Sorry, but that was just too funny.
post #13 of 26
Time outs for DHs that's the way to go. I'd even buy the furniture for that one
post #14 of 26
Thread Starter 
OH ya, the DH time out chair, I want one of those.
post #15 of 26
Quote:
Originally Posted by Joannarachel View Post
To be perfectly clear, I DO NOT believe that time-outs are inherently evil.
well, i guess it depends on what you believe about punishment. timeouts are punishment. if you believe that any kind of punishment doesn't belong in your household then they might be viewed as "evil." (we prefer saying "inconsistant with attachment parenting")

if you believe that certain punishments are okay in your home, then timeouts might work for you. there is however, some evidence that timeouts are more emotionally damaging than some kinds of spanking for some children. (see alfie cohen, unconditional parenting for a description of this research)

i guess i would just wonder (for us) what the long term conseqences are for punishing "violence" with witholding of love from a child. (since inability to control physical impulses are completely normal in young children)

we sometimes use "time-in" in our house. in the past i might have had to hold ds on my lap if he was flipping out (with other kids) or we might go in his room and play or we might just choose to read a book or other quiet activity until he calmed down. this weekend his little friend was hanging with us in their cabin and she got really wild and started throwing a huge boxs of crayons everywhere. i had her sit on the couch right there until i had picked them all up and put them away. (since it it's not my cabin, i didn't want 96 crayons everywhere)


i do believe that there are good alternatives to "timeouts" and other common forms of punishment.
post #16 of 26
Quote:
Originally Posted by Cujobunny View Post
OH ya, the DH time out chair, I want one of those.

:
post #17 of 26
Quote:
Originally Posted by ejsmama View Post
I'm sorry, I just can't let this pass.

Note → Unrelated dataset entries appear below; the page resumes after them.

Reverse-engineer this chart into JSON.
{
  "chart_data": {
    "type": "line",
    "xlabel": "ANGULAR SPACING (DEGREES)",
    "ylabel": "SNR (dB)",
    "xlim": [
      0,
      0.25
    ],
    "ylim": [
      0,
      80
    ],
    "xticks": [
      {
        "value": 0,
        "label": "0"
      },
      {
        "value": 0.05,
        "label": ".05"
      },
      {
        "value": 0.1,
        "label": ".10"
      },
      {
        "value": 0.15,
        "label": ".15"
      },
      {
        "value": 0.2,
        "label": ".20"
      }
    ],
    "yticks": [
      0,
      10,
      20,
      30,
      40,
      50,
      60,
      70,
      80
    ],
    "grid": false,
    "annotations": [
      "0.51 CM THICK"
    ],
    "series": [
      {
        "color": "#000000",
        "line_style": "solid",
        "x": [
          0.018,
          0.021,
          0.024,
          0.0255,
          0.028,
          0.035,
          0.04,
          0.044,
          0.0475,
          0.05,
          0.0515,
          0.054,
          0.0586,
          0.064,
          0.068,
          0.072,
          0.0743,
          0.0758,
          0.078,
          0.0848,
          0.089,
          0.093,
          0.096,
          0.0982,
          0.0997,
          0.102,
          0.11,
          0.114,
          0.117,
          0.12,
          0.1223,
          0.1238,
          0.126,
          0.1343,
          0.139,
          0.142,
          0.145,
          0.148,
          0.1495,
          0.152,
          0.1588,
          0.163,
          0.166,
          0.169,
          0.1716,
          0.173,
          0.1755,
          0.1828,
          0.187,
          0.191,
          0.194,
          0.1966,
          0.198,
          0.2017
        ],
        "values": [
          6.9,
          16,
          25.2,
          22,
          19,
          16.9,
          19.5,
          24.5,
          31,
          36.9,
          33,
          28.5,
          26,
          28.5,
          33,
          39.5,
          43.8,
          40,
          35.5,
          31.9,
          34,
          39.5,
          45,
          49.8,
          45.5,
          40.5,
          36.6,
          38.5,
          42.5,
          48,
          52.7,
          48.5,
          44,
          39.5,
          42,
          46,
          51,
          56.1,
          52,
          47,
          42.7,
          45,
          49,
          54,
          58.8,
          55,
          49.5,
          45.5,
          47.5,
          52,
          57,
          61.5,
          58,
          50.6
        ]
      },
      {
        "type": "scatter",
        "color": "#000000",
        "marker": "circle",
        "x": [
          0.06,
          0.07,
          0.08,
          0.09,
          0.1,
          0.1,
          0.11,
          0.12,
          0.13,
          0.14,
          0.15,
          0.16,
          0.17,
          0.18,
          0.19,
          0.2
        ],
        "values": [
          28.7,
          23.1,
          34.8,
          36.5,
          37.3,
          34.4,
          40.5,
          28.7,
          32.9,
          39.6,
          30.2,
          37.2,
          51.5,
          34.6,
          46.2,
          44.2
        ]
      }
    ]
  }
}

Did you just say you put your Dear Husband in timeouts? Does it work? Can I try? Any suggestions.

Sorry, but that was just too funny.



Oh, my



Honestly, I'm open to suggestions. Both DH and I grew up in very violent households, and we both have a pretty low threshold for people hurting each other physically. I want DS to know that hitting is not tolerated from ANYONE in the family, not even him. Violence is the only thing we use time-outs for. Everything else we use distraction/redirection/time ins. Even toy time outs when the toy is used inappropriately (for example if it's used to hit sister in the head : )

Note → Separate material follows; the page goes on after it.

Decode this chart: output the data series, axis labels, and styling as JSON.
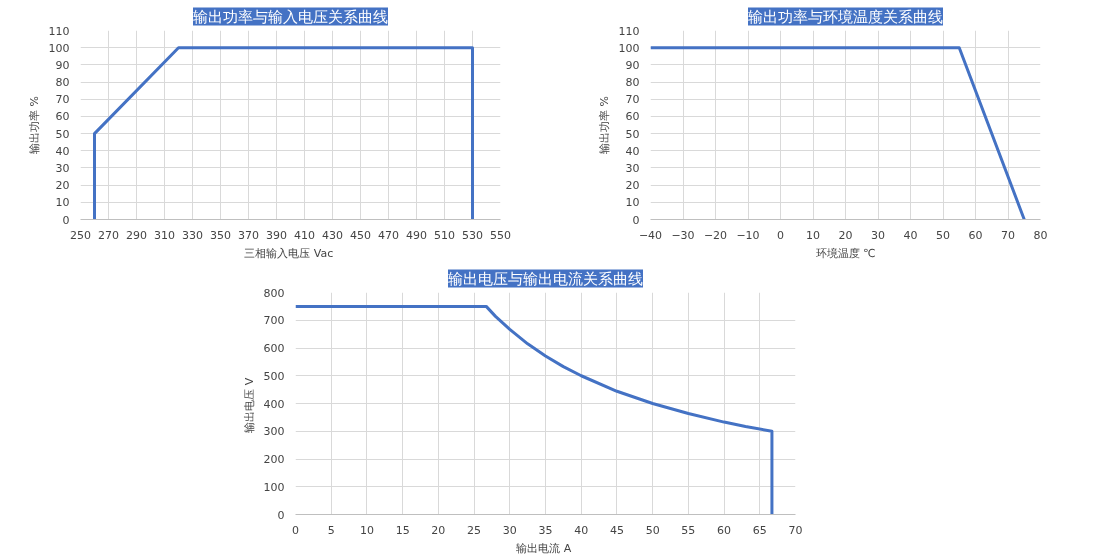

I guess I just don't know what else to do.
post #18 of 26
I use a modified version of time out similar to time in I guess, in that dd and I both go into another room to calm down if things are getting upsetting for either one of us, but I don't view it as punishment, just a move to a quiet place so we can talk or cuddle.
post #19 of 26
Oh, that is really sad. I can't even imagine taking something that made him so happy and turning it into something used for punishment. I think it's a good idea to pass that book on, mama! It sounds like she needs it.
post #20 of 26
Quote:
Originally Posted by Joannarachel View Post
Oh, my



Honestly, I'm open to suggestions. Both DH and I grew up in very violent households, and we both have a pretty low threshold for people hurting each other physically. I want DS to know that hitting is not tolerated from ANYONE in the family, not even him. Violence is the only thing we use time-outs for. Everything else we use distraction/redirection/time ins. Even toy time outs when the toy is used inappropriately (for example if it's used to hit sister in the head : )

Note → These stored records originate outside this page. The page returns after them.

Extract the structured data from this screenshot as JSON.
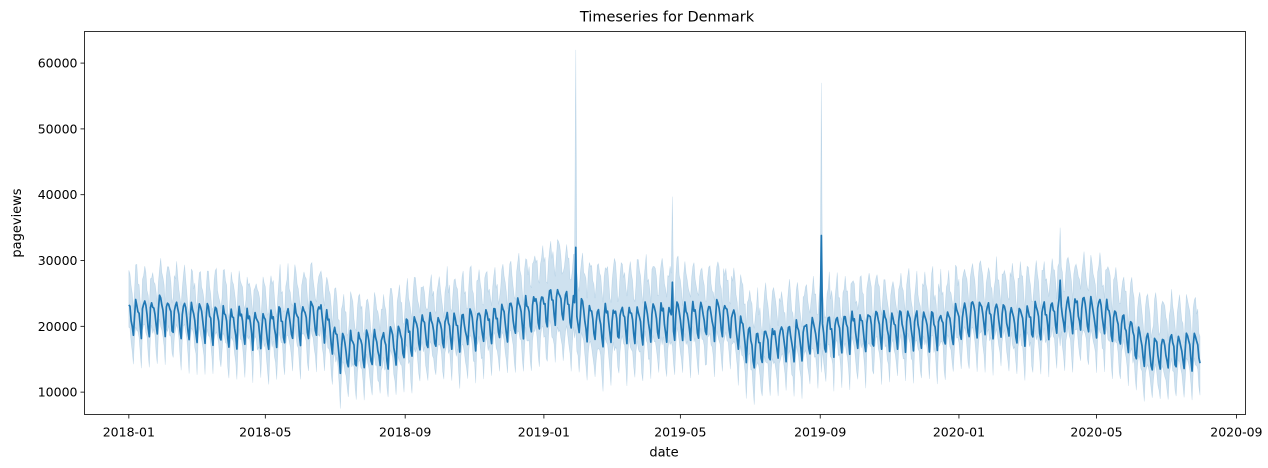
{
  "chart_data": {
    "type": "line",
    "title": "Timeseries for Denmark",
    "xlabel": "date",
    "ylabel": "pageviews",
    "x_start": "2018-01-01",
    "x_end": "2020-07-31",
    "xlim": [
      "2017-11-23",
      "2020-09-09"
    ],
    "ylim": [
      6600,
      64800
    ],
    "x_ticks": [
      {
        "date": "2018-01-01",
        "label": "2018-01"
      },
      {
        "date": "2018-05-01",
        "label": "2018-05"
      },
      {
        "date": "2018-09-01",
        "label": "2018-09"
      },
      {
        "date": "2019-01-01",
        "label": "2019-01"
      },
      {
        "date": "2019-05-01",
        "label": "2019-05"
      },
      {
        "date": "2019-09-01",
        "label": "2019-09"
      },
      {
        "date": "2020-01-01",
        "label": "2020-01"
      },
      {
        "date": "2020-05-01",
        "label": "2020-05"
      },
      {
        "date": "2020-09-01",
        "label": "2020-09"
      }
    ],
    "y_ticks": [
      {
        "value": 10000,
        "label": "10000"
      },
      {
        "value": 20000,
        "label": "20000"
      },
      {
        "value": 30000,
        "label": "30000"
      },
      {
        "value": 40000,
        "label": "40000"
      },
      {
        "value": 50000,
        "label": "50000"
      },
      {
        "value": 60000,
        "label": "60000"
      }
    ],
    "grid": false,
    "legend": "none",
    "series": [
      {
        "style": "mean line with shaded confidence band",
        "color": "#1f77b4",
        "band_color": "#1f77b4",
        "band_opacity": 0.22,
        "mean_trend": [
          {
            "date": "2018-01-01",
            "value": 21000
          },
          {
            "date": "2018-02-01",
            "value": 21800
          },
          {
            "date": "2018-03-15",
            "value": 20300
          },
          {
            "date": "2018-05-01",
            "value": 19600
          },
          {
            "date": "2018-06-20",
            "value": 21300
          },
          {
            "date": "2018-07-05",
            "value": 16200
          },
          {
            "date": "2018-08-15",
            "value": 16600
          },
          {
            "date": "2018-09-15",
            "value": 19300
          },
          {
            "date": "2018-11-01",
            "value": 19600
          },
          {
            "date": "2018-12-15",
            "value": 21600
          },
          {
            "date": "2019-01-15",
            "value": 23600
          },
          {
            "date": "2019-02-10",
            "value": 20400
          },
          {
            "date": "2019-04-01",
            "value": 20600
          },
          {
            "date": "2019-06-10",
            "value": 21200
          },
          {
            "date": "2019-07-05",
            "value": 16600
          },
          {
            "date": "2019-08-15",
            "value": 18200
          },
          {
            "date": "2019-10-15",
            "value": 19600
          },
          {
            "date": "2019-12-15",
            "value": 19600
          },
          {
            "date": "2020-01-15",
            "value": 21400
          },
          {
            "date": "2020-03-01",
            "value": 20400
          },
          {
            "date": "2020-04-10",
            "value": 22000
          },
          {
            "date": "2020-05-10",
            "value": 21200
          },
          {
            "date": "2020-06-20",
            "value": 15600
          },
          {
            "date": "2020-07-31",
            "value": 16600
          }
        ],
        "band_half_width": [
          {
            "date": "2018-01-01",
            "value": 4500
          },
          {
            "date": "2018-07-01",
            "value": 5000
          },
          {
            "date": "2018-12-01",
            "value": 5300
          },
          {
            "date": "2019-01-20",
            "value": 6800
          },
          {
            "date": "2019-06-01",
            "value": 5400
          },
          {
            "date": "2019-12-01",
            "value": 4800
          },
          {
            "date": "2020-04-01",
            "value": 5600
          },
          {
            "date": "2020-07-31",
            "value": 4800
          }
        ],
        "spikes": [
          {
            "date": "2019-01-29",
            "mean": 32000,
            "upper": 62000,
            "lower": 19500
          },
          {
            "date": "2019-04-24",
            "mean": 26700,
            "upper": 39700,
            "lower": 17000
          },
          {
            "date": "2019-09-02",
            "mean": 33800,
            "upper": 57000,
            "lower": 13000
          },
          {
            "date": "2020-03-30",
            "mean": 27000,
            "upper": 35000,
            "lower": 17000
          }
        ],
        "weekly_amplitude": 2400
      }
    ]
  }
}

I guess I just don't know what else to do.
I understand about the violent household, but I guess I'd want to look at your definition of violence. Little kids hitting/acting out is not violence. It's age appropriate, although difficult, behavior. a la spitting out food one does not like, rather than making an awful face and swallowing. Your babies are sooo little. They can just be loved up on when they are feeling so bad they hit.